Applying these principles to the instant case, we note there is no stated reason for denying leave to amend in the district court’s order. Nonetheless the basis for such denial is apparent. The evidence of bad faith on the part of plaintiff appears in the record of Case #3, wherein the default judgment against the corporation was set aside. The face of the judgment in Case #3 contains an express finding that:

“ # * * the testimony shows to the satisfaction of this Court that the President of Prentice Lumber Company by his actions and representations to the Elliston Lime Company officers caused Elliston Lime Company officers to believe the litigation was merely for the purpose of providing some security to Prentice Lumber Company to cover whatever amount was owed to them.”

It also contains an express finding:

“ * * * that the judgment should not be for the full sum of $20,971.15, and it appears that justice requires that the default be set aside and the matter be set down for hearing on the merits. ’ ’

This judgment was dated March 2, 1970, and affirmed on appeal to this Court on March 16, 1971. No further proceedings to establish the liability of Elliston to Prentice has been taken.

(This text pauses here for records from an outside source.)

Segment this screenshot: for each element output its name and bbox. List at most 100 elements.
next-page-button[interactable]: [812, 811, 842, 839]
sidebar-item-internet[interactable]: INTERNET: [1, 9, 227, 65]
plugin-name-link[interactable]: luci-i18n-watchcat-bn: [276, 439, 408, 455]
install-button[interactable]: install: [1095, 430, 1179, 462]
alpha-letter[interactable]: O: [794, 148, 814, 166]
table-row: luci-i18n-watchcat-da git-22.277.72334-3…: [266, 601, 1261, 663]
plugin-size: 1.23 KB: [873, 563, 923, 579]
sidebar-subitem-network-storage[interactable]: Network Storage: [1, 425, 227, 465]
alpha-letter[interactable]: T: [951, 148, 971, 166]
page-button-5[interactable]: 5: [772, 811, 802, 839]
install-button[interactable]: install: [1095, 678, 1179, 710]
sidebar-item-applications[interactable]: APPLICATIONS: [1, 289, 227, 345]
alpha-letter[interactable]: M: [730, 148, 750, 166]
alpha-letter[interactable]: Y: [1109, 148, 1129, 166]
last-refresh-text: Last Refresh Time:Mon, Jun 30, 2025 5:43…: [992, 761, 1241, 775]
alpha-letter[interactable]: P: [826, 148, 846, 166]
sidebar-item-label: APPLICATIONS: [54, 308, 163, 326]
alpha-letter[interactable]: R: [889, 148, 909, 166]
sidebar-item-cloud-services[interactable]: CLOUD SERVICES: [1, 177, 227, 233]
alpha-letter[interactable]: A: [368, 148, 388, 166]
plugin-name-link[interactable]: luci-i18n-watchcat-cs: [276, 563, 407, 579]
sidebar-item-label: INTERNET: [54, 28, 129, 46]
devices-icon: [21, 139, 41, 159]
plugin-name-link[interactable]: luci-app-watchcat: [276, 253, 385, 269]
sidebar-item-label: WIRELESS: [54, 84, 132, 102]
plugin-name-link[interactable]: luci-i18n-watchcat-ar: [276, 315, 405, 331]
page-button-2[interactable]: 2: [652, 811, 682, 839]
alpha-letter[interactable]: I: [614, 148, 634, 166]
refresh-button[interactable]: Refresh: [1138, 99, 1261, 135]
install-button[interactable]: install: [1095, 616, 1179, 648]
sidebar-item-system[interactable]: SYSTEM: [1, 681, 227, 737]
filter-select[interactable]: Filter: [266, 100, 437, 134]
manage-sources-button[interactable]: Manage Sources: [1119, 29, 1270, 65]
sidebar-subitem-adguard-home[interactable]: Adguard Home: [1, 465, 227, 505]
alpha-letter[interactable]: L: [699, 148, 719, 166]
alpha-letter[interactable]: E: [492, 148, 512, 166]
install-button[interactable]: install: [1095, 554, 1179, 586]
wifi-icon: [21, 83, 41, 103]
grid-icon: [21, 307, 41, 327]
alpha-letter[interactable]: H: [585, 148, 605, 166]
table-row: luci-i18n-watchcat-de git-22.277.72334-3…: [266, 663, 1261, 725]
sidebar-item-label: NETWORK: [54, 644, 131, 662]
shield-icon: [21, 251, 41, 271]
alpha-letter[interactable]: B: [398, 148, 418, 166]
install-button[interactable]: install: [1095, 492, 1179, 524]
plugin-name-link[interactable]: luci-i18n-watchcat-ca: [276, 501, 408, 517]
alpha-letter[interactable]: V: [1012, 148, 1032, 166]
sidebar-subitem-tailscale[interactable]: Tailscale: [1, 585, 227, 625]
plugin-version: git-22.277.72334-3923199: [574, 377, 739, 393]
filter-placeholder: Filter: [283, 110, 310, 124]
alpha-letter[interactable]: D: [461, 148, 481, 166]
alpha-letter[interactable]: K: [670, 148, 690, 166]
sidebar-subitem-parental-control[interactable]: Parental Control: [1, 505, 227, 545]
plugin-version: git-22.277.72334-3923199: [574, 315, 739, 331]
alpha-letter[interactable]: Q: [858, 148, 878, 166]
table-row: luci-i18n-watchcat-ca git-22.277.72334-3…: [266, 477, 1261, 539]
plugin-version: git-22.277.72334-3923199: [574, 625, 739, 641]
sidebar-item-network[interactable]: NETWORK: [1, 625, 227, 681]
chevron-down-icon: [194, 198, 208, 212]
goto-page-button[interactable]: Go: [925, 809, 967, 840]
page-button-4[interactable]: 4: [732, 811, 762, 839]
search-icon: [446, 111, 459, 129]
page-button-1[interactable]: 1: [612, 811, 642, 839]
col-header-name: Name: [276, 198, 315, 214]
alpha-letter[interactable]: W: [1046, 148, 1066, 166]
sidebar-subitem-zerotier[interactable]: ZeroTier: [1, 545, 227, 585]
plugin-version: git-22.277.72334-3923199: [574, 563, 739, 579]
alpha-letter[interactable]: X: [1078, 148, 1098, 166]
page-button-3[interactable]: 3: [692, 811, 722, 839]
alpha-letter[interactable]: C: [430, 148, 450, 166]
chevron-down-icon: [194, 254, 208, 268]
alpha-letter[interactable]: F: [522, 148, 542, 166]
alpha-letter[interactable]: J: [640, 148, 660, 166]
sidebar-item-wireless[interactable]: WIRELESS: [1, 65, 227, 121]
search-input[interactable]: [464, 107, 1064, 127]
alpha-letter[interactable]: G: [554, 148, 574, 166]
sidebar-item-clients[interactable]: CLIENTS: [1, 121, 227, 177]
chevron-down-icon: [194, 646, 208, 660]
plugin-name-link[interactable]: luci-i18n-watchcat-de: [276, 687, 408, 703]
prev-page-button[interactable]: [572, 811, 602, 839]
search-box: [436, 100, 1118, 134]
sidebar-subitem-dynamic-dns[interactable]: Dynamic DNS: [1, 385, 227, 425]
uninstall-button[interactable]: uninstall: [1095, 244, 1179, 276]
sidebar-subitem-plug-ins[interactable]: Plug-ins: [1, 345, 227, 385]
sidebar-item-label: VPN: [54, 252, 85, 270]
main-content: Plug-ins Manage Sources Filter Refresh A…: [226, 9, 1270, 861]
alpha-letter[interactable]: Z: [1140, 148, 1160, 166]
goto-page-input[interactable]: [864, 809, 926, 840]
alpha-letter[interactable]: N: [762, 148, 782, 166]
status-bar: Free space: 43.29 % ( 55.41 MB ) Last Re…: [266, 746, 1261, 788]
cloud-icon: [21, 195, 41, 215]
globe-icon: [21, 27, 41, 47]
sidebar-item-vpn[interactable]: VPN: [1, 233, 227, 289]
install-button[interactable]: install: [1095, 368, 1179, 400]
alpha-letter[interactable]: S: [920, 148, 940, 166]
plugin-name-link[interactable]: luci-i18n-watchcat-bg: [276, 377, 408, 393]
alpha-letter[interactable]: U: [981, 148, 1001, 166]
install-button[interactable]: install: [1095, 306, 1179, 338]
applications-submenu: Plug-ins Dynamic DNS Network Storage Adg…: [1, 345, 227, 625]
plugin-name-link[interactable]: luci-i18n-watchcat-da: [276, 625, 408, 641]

Furthermore, the evidence received in Case #3 indicates that the default judgment in favor of Prentice against Elliston was entered without the knowledge of the president or directors of Elliston; that thereafter the employees of the Elliston cut stock plant were carried on the payroll of Prentice as employees of Prentice; that the lumber processed at the Elliston cut stock plant was sold by Prentice, shipped by Prentice with the shipping orders received by the president of Elliston as agent for Prentice, and the sale proceeds were received by Prentice and credited against the Elliston account.

*19The evidence further indicates that all dealings were carried on between the president of Elliston and the president of Prentice and such dealings were unknown to the other directors of Elliston. Also entered in evidence was a complaint in mandamus by the other directors and stockholders of Elliston against the president of Elliston accusing him of refusal to produce the books and records of Elliston for their inspection and of wasting and dissipating Elliston’s assets. An alternative writ of mandamus was issued requiring Elliston’s president to produce these records, including those relating to his dealing with Prentice and the indebtedness of the corporation. In short, the evidence indicates the default judgment was taken without the knowledge of the president or directors of Elliston and that the course of dealings between the president of Elliston and the president of Prentice was withheld from the directors of Elliston. Under such circumstances, we cannot say that the district court abused its discretion in denying Prentice leave to amend in order to assert a personal liability against the directors.

The order of the district court is affirmed.

MR. CHIEF JUSTICE JAMES T. HARRISON, and MR. JUSTICES JOHN C. HARRISON, DALY, and CASTLES, concur.